Bleakly, Jim stared into nothing. 

He had searched for Silver. He had searched for six years. Silver had escaped into the Outerworld following the Battle to Take Fantasia, and Jim had hoped to find him sailing amongst the stars. But after six years of hunting, Jim was no closer to Silver than a memory. A memory to take the helm...chart his own course...rattle the stars...

...and face the universe like a man.

Haggardly Jim sighed. He loathed the idea of dinner with the Tritons; but he loved Ariel infinitesimally more. It was time to man up; man up for her.

Jim closed his eyes. He pictured Ariel. 

Then refilling his glass, Jim returned to the table and wrestled with his tie.

Suddenly, Wendy appeared. Oblivious to Jim, she hopped down the stairs and into the kitchen.

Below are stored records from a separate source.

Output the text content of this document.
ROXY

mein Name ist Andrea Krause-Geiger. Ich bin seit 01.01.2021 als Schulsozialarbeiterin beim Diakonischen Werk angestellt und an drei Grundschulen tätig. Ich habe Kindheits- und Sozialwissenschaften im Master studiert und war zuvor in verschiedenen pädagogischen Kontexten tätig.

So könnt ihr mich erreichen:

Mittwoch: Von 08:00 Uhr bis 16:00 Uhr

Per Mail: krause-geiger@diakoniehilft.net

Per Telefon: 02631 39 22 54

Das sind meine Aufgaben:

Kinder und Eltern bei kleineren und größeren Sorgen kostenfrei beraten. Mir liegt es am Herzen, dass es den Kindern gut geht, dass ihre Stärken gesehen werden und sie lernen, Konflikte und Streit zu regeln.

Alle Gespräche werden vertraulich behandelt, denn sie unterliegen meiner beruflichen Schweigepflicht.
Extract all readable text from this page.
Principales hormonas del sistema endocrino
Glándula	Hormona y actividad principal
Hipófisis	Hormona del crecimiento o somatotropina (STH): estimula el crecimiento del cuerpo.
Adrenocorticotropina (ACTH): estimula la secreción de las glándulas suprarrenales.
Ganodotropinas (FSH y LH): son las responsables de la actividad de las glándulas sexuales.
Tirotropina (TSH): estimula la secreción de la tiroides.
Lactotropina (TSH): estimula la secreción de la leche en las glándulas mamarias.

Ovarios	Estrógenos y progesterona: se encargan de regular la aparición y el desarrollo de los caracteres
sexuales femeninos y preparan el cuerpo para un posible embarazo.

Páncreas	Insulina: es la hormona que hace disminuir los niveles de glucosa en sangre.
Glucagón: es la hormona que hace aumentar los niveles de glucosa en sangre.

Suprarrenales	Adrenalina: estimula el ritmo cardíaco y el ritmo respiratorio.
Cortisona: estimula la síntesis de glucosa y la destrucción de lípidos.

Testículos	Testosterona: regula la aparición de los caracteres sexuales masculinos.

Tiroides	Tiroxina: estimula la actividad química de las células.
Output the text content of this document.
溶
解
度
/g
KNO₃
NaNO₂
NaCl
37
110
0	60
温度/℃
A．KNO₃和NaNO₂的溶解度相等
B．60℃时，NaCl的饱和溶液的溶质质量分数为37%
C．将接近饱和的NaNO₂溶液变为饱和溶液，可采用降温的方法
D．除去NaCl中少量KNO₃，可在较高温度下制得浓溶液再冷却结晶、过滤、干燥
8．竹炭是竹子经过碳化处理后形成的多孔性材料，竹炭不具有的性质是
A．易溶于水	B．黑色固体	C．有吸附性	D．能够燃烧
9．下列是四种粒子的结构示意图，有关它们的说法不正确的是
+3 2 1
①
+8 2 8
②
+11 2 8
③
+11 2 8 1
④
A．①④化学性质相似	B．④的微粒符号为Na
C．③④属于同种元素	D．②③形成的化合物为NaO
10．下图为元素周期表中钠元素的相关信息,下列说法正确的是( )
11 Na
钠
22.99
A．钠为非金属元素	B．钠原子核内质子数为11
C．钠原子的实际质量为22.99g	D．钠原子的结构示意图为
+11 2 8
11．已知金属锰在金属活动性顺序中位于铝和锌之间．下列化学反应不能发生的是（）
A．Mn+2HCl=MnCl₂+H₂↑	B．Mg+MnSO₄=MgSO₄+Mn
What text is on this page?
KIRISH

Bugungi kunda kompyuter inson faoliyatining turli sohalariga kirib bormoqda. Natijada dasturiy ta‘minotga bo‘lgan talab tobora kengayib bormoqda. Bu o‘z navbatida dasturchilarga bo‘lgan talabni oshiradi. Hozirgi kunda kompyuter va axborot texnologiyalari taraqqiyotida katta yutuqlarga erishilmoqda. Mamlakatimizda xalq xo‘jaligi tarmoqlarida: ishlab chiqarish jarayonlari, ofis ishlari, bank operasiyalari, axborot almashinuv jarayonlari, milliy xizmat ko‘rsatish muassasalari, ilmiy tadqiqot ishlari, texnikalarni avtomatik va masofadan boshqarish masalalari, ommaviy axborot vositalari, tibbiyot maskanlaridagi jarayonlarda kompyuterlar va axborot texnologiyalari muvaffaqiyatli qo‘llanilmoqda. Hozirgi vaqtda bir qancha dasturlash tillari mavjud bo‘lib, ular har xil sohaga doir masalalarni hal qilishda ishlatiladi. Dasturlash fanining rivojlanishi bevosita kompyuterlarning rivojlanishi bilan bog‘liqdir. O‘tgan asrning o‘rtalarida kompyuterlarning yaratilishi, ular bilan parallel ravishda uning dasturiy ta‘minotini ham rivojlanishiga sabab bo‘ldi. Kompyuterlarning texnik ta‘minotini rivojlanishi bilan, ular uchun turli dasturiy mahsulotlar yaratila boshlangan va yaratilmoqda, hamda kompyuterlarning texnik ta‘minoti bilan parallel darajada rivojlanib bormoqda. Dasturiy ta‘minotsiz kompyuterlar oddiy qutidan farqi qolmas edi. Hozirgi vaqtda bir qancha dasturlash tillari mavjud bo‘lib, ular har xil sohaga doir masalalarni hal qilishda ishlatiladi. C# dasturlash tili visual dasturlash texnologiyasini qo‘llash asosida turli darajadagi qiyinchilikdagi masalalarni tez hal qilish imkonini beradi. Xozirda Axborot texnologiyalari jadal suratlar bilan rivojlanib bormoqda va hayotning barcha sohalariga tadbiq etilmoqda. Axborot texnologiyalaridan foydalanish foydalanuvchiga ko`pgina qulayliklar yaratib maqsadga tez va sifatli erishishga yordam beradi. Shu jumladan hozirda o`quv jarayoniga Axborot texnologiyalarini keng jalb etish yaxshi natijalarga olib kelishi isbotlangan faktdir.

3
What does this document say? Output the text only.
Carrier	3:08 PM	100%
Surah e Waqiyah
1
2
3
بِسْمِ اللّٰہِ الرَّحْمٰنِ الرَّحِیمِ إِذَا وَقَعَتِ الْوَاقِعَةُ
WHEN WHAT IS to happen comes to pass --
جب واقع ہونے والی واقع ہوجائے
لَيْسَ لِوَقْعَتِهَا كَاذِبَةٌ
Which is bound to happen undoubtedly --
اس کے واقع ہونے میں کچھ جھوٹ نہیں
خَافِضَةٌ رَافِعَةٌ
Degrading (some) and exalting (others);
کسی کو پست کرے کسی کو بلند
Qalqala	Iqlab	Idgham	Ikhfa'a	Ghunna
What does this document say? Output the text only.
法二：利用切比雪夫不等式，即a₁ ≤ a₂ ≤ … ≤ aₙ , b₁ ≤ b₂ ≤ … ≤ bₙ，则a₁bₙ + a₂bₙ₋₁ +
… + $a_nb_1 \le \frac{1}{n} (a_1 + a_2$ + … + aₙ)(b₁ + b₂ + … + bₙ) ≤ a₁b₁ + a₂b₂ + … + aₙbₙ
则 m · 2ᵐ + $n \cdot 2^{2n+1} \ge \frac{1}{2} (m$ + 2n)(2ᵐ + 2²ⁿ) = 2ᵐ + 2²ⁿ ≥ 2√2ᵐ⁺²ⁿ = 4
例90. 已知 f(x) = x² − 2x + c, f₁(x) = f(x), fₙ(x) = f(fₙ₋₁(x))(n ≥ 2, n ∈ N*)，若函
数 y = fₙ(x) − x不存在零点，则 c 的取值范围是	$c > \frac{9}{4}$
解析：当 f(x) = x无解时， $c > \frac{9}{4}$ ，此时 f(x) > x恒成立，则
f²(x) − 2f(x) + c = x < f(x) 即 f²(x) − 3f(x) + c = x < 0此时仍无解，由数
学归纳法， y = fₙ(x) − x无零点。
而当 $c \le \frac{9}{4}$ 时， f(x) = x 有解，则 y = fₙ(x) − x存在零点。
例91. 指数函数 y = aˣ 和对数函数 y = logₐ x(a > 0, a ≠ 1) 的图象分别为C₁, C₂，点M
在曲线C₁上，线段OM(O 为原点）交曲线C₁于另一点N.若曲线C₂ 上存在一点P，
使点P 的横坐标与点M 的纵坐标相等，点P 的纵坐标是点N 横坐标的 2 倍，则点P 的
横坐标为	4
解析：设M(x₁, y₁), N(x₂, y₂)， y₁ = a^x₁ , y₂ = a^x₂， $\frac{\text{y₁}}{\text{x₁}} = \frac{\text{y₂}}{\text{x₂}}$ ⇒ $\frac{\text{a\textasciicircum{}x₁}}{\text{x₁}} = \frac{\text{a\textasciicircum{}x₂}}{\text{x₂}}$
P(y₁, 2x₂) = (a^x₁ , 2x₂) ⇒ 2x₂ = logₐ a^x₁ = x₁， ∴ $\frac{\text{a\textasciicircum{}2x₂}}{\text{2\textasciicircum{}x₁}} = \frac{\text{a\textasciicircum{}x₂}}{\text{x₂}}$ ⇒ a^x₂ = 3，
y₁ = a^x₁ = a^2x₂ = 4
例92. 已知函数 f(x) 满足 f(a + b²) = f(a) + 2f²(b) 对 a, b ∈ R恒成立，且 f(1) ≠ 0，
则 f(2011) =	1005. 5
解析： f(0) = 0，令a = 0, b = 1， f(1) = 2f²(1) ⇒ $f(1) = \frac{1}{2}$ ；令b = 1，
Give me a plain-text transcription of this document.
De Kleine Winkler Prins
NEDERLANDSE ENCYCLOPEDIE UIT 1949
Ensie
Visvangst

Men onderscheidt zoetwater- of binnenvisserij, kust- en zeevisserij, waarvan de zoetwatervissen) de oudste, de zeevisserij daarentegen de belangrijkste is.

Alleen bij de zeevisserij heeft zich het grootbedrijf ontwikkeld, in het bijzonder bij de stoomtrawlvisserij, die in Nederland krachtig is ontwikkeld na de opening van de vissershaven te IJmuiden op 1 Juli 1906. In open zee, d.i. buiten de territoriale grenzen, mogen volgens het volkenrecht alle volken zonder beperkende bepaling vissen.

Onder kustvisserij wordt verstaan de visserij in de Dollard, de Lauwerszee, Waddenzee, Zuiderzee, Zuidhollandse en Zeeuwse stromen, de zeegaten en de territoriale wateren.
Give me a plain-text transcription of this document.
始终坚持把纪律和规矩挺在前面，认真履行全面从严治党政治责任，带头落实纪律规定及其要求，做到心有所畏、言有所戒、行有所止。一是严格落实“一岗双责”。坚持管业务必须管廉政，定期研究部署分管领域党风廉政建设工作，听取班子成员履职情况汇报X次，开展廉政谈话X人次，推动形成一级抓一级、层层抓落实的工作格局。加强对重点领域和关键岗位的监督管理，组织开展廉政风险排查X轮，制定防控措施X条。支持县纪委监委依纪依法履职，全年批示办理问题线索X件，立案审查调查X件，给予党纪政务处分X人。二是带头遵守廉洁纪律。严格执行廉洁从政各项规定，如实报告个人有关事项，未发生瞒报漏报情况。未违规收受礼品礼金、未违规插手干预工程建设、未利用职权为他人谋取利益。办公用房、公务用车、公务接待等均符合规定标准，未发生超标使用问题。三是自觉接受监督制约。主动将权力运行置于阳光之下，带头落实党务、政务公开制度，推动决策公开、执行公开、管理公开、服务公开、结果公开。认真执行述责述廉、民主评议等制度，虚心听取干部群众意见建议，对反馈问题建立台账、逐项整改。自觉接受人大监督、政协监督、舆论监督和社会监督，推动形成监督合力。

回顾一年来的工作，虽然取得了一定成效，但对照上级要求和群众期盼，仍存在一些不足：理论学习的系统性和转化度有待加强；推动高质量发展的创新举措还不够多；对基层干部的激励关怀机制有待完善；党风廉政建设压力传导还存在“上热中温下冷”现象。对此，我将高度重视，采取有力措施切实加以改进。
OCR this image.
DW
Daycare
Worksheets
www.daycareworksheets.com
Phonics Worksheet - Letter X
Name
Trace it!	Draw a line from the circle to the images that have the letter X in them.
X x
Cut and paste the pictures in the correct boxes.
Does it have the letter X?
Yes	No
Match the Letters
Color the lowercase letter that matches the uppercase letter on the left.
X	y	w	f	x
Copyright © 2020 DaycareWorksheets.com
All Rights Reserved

Jim's eyebrows rose. She was glowing. Literally glowing. Had Wendy not been the only girl in the house, he wouldn't have recognized her. She looked like a fairy just dropped from a cloud: sweet, excited, and innocent.

She looked...beautiful.

Jim studied Wendy. Suddenly he remembered.

I want to take Wendy out tonight...and I don't want you there.

The butterflies in Jim's stomach turned into bear claws.

Peter.

Reactively, he made a noise. 

Wendy turned. She beamed.

"Jim?" 

Happily surprised, Wendy sat at the table. "Jim! Look at you! You look so handsome, I hardly recognized you! Well, not that you don't always look handsome, I just meant that you scarcely dress up. But it's quite becoming. And I would have thought that shaving would make you look different, but it's still you under there!"